Relatores querem que Tribunal Penal Internacional examine violações no Iêmen
BR

29 setembro 2020

Grupo apresentou terceiro relatório ao Conselho de Direitos Humanos dizendo que país se tornou “uma terra torturada” depois de seis anos de conflito; especialistas afirmam que nação vive “pandemia de impunidade”.

O Grupo de Especialistas Internacionais e Regionais sobre o Iêmen apresentou esta terça-feira seu terceiro relatório ao Conselho de Direitos Humanos. 

A pesquisa detalha “níveis galopantes de violações graves dos direitos humanos e do direito internacional humanitário”, afirmando que muitas “podem ser consideradas crimes de guerra.” 
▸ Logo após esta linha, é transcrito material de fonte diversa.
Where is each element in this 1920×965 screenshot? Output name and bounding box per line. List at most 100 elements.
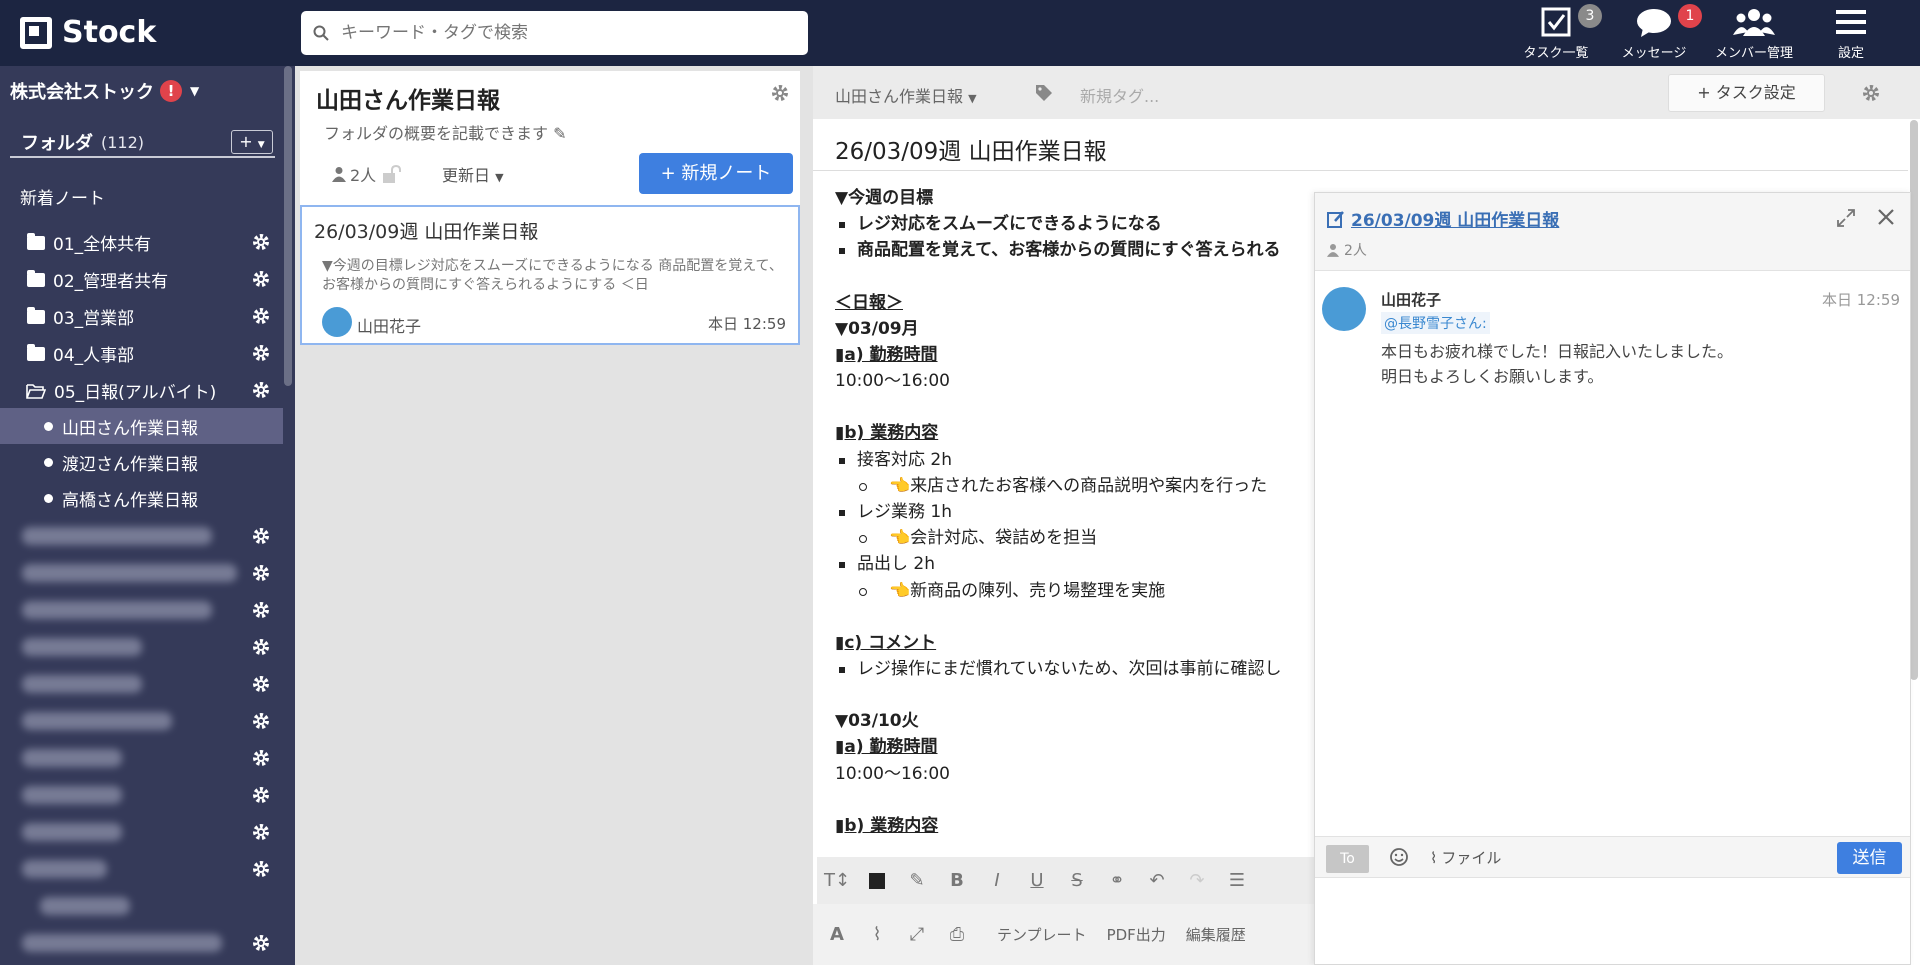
search-input[interactable] bbox=[341, 23, 781, 43]
font-icon[interactable]: A bbox=[817, 915, 857, 955]
sidebar-folder-redacted[interactable] bbox=[0, 813, 283, 850]
task-settings-button[interactable]: + タスク設定 bbox=[1668, 74, 1825, 112]
note-title[interactable]: 26/03/09週 山田作業日報 bbox=[835, 132, 1107, 166]
nav-tasks-label: タスク一覧 bbox=[1523, 46, 1589, 61]
attach-file-button[interactable]: ⌇ ファイル bbox=[1430, 847, 1501, 868]
gear-icon[interactable] bbox=[251, 380, 271, 400]
search-box[interactable] bbox=[301, 11, 808, 55]
sidebar-folder-redacted[interactable] bbox=[0, 776, 283, 813]
link-icon[interactable]: ⚭ bbox=[1097, 861, 1137, 901]
new-note-button[interactable]: + 新規ノート bbox=[639, 153, 793, 194]
sidebar-folder-redacted[interactable] bbox=[0, 924, 283, 961]
gear-icon[interactable] bbox=[251, 526, 271, 546]
redo-icon[interactable]: ↷ bbox=[1177, 861, 1217, 901]
bullet-icon bbox=[44, 421, 53, 431]
text-color-icon[interactable] bbox=[857, 861, 897, 901]
folder-header: フォルダ (112) + ▼ bbox=[10, 128, 275, 158]
sort-dropdown[interactable]: 更新日 ▼ bbox=[442, 162, 504, 186]
expand-icon[interactable]: ⤢ bbox=[897, 915, 937, 955]
top-bar: Stock タスク一覧 3 メッセージ 1 メンバー管理 設定 bbox=[0, 0, 1920, 66]
nav-members[interactable]: メンバー管理 bbox=[1704, 6, 1804, 62]
gear-icon[interactable] bbox=[251, 600, 271, 620]
close-icon[interactable] bbox=[1876, 207, 1896, 227]
sidebar-folder-03[interactable]: 03_営業部 bbox=[0, 298, 283, 335]
redacted-label bbox=[22, 601, 212, 619]
app-logo[interactable]: Stock bbox=[20, 15, 156, 50]
gear-icon[interactable] bbox=[251, 674, 271, 694]
strikethrough-icon[interactable]: S bbox=[1057, 861, 1097, 901]
sidebar-subfolder-takahashi[interactable]: 高橋さん作業日報 bbox=[0, 480, 283, 516]
sidebar-subfolder-redacted[interactable] bbox=[0, 887, 283, 924]
emoji-icon[interactable] bbox=[1389, 847, 1409, 867]
edit-history-button[interactable]: 編集履歴 bbox=[1186, 924, 1246, 945]
sidebar-subfolder-watanabe[interactable]: 渡辺さん作業日報 bbox=[0, 444, 283, 480]
note-card[interactable]: 26/03/09週 山田作業日報 ▼今週の目標レジ対応をスムーズにできるようにな… bbox=[300, 205, 800, 345]
undo-icon[interactable]: ↶ bbox=[1137, 861, 1177, 901]
gear-icon[interactable] bbox=[251, 748, 271, 768]
gear-icon[interactable] bbox=[251, 822, 271, 842]
sidebar-folder-redacted[interactable] bbox=[0, 665, 283, 702]
template-button[interactable]: テンプレート bbox=[997, 924, 1087, 945]
bold-icon[interactable]: B bbox=[937, 861, 977, 901]
new-notes-link[interactable]: 新着ノート bbox=[20, 184, 105, 209]
chat-panel: 26/03/09週 山田作業日報 2人 山田花子 本日 12:59 @長野雪子さ… bbox=[1314, 192, 1911, 965]
gear-icon[interactable] bbox=[251, 785, 271, 805]
sidebar-folder-05[interactable]: 05_日報(アルバイト) bbox=[0, 372, 283, 409]
pdf-export-button[interactable]: PDF出力 bbox=[1107, 924, 1166, 945]
gear-icon[interactable] bbox=[770, 83, 790, 103]
gear-icon[interactable] bbox=[1861, 83, 1881, 103]
gear-icon[interactable] bbox=[251, 232, 271, 252]
underline-icon[interactable]: U bbox=[1017, 861, 1057, 901]
sidebar-folder-redacted[interactable] bbox=[0, 739, 283, 776]
note-list-panel: 山田さん作業日報 フォルダの概要を記載できます ✎ 2人 更新日 ▼ + 新規ノ… bbox=[295, 66, 813, 965]
gear-icon[interactable] bbox=[251, 711, 271, 731]
chat-note-link[interactable]: 26/03/09週 山田作業日報 bbox=[1327, 206, 1559, 231]
company-selector[interactable]: 株式会社ストック ! ▼ bbox=[10, 78, 199, 104]
chat-members[interactable]: 2人 bbox=[1327, 240, 1367, 260]
folder-label: 03_営業部 bbox=[53, 309, 135, 329]
nav-tasks[interactable]: タスク一覧 3 bbox=[1506, 4, 1606, 62]
message-mention[interactable]: @長野雪子さん: bbox=[1381, 312, 1490, 334]
folder-icon bbox=[27, 343, 45, 361]
sidebar-folder-redacted[interactable] bbox=[0, 517, 283, 554]
gear-icon[interactable] bbox=[251, 859, 271, 879]
sidebar-folder-02[interactable]: 02_管理者共有 bbox=[0, 261, 283, 298]
add-folder-button[interactable]: + ▼ bbox=[231, 130, 273, 154]
chat-members-count: 2人 bbox=[1344, 243, 1367, 259]
sidebar-folder-redacted[interactable] bbox=[0, 702, 283, 739]
nav-settings[interactable]: 設定 bbox=[1801, 6, 1901, 62]
paperclip-icon: ⌇ bbox=[1430, 848, 1438, 867]
sidebar-folder-redacted[interactable] bbox=[0, 628, 283, 665]
print-icon[interactable]: ⎙ bbox=[937, 915, 977, 955]
gear-icon[interactable] bbox=[251, 563, 271, 583]
text-size-icon[interactable]: T↕ bbox=[817, 861, 857, 901]
nav-messages-label: メッセージ bbox=[1621, 46, 1687, 61]
folder-description[interactable]: フォルダの概要を記載できます ✎ bbox=[324, 120, 567, 144]
chat-message-input[interactable] bbox=[1315, 879, 1910, 964]
bullet-list-icon[interactable]: ☰ bbox=[1217, 861, 1257, 901]
expand-icon[interactable] bbox=[1837, 209, 1855, 227]
folder-header-card: 山田さん作業日報 フォルダの概要を記載できます ✎ 2人 更新日 ▼ + 新規ノ… bbox=[300, 71, 800, 206]
sidebar-folder-redacted[interactable] bbox=[0, 591, 283, 628]
sidebar-folder-01[interactable]: 01_全体共有 bbox=[0, 224, 283, 261]
editor-folder-dropdown[interactable]: 山田さん作業日報 ▼ bbox=[835, 83, 977, 107]
italic-icon[interactable]: I bbox=[977, 861, 1017, 901]
highlight-icon[interactable]: ✎ bbox=[897, 861, 937, 901]
gear-icon[interactable] bbox=[251, 933, 271, 953]
send-button[interactable]: 送信 bbox=[1837, 842, 1902, 874]
nav-messages[interactable]: メッセージ 1 bbox=[1604, 4, 1704, 62]
sidebar-folder-redacted[interactable] bbox=[0, 850, 283, 887]
sidebar-folder-redacted[interactable] bbox=[0, 554, 283, 591]
sidebar-scrollbar[interactable] bbox=[284, 66, 292, 386]
app-name: Stock bbox=[62, 15, 157, 50]
paperclip-icon[interactable]: ⌇ bbox=[857, 915, 897, 955]
sidebar-folder-04[interactable]: 04_人事部 bbox=[0, 335, 283, 372]
folder-members[interactable]: 2人 bbox=[332, 162, 402, 186]
gear-icon[interactable] bbox=[251, 306, 271, 326]
gear-icon[interactable] bbox=[251, 637, 271, 657]
gear-icon[interactable] bbox=[251, 343, 271, 363]
sidebar-subfolder-yamada[interactable]: 山田さん作業日報 bbox=[0, 408, 283, 444]
to-button[interactable]: To bbox=[1326, 845, 1369, 873]
gear-icon[interactable] bbox=[251, 269, 271, 289]
new-tag-input[interactable]: 新規タグ... bbox=[1080, 83, 1159, 107]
Os confrontos envolvem o governo e os rebeldes houthis, UN Ocha/Giles Clarke

Impunidade 

Entre os abusos encontrados estão ataques aéreos “que não obedecem aos princípios de distinção, proporcionalidade e precaução”, ataques indiscriminados com morteiros, recrutamento e uso de crianças-soldado e mortes em postos de controle.  

Os especialistas destacam ainda o uso de tortura, incluindo violência sexual, durante detenção, negação de direito a julgamento justo, ataques contra comunidades marginalizadas e impedimento de operações humanitárias. 

Segundo os especialistas, todos esses abusos têm “um efeito arrasador na vida das pessoas no Iêmen.” 

População 

Em comunicado, o presidente do grupo de especialistas, Kamel Jendoubi, lembrou que, no ano passado, o grupo afirmou que a situação tinha atingido uma dimensão “surreal e absurda.” Para ele, “a situação não melhorou.” 

Jendoubi disse que “a continuação das violações sublinha a total falta de respeito pelo direito internacional demonstrada pelas partes em conflito.” Segundo os especialistas, “para muitas pessoas do Iêmen, simplesmente não há lugar seguro para escapar da devastação da guerra.” 

O relatório cobre o período de julho de 2019 a junho de 2020 e apresenta as conclusões da investigação em uma série de casos do último ano, mas também incidentes do início do conflito, em 2014. 

Impunidade 

Segundo a investigação, todas as partes no conflito continuam cometendo violações do Direito Internacional dos Direitos Humanos e do Direito Internacional Humanitário

Segundo a investigação, todas as partes no conflito continuam cometendo violações do Direito Internacional dos Direitos Humanos e do Direito Internacional Humanitário. 

O relatório concluiu que os abusos foram cometidos pelo Governo do Iêmen, os militantes houthis, o Conselho de Transição do Sul, bem como membros da Coalizão, em particular a Arábia Saudita e os Emirados Árabes Unidos. 

Embora o grupo tenha registado algum progresso em termos de investigações e alguns assuntos tenham sido encaminhados para processo criminal, até à data ninguém foi responsabilizado por violações. 

Os especialistas estão “preocupados que a impunidade continue praticamente inalterada para aqueles que cometem violações graves.” Segundo eles, “a prestação de contas é a chave para garantir justiça ao povo do Iêmen.” 

Investigação 

Casas danificadas pelo conflito em Aden, no Iêmen, PMA/Mohammed Awadh

O Grupo de Peritos instou o Conselho de Segurança a encaminhar a situação para o Tribunal Penal Internacional e a ampliar a lista de pessoas sujeitas a sanções. 

O Grupo também expressou seu apoio à criação de um mecanismo de investigação internacional, bem como um tribunal especializado para lidar com os crimes cometidos durante o conflito. 

Os especialistas reiteram seu apelo para que outros Estados-membros parem de transferir armas para as partes em confronto, dizendo que isso “perpetua o conflito e, potencialmente, contribui para mais violações.” 

Trabalho 

Nas últimas semanas, o grupo realizou reuniões com atores internacionais e locais, incluindo ONGs iemenitas, para apresentar as conclusões do relatório e discutir passos necessários. 

A missão do grupo é realizar uma análise abrangente de todas as alegadas violações e abusos dos direitos humanos cometidos por todas as partes no conflito desde setembro de 2014. O mandato também inclui o dever de apurar os fatos e as circunstâncias das supostas violações e, quando possível, identificar os responsáveis. 

Além de Kamel Jendoubi, da Tunísia, fazem parte do grupo os especialistas Melissa Parke, da Austrália, e Ardi Imseis, do Canadá.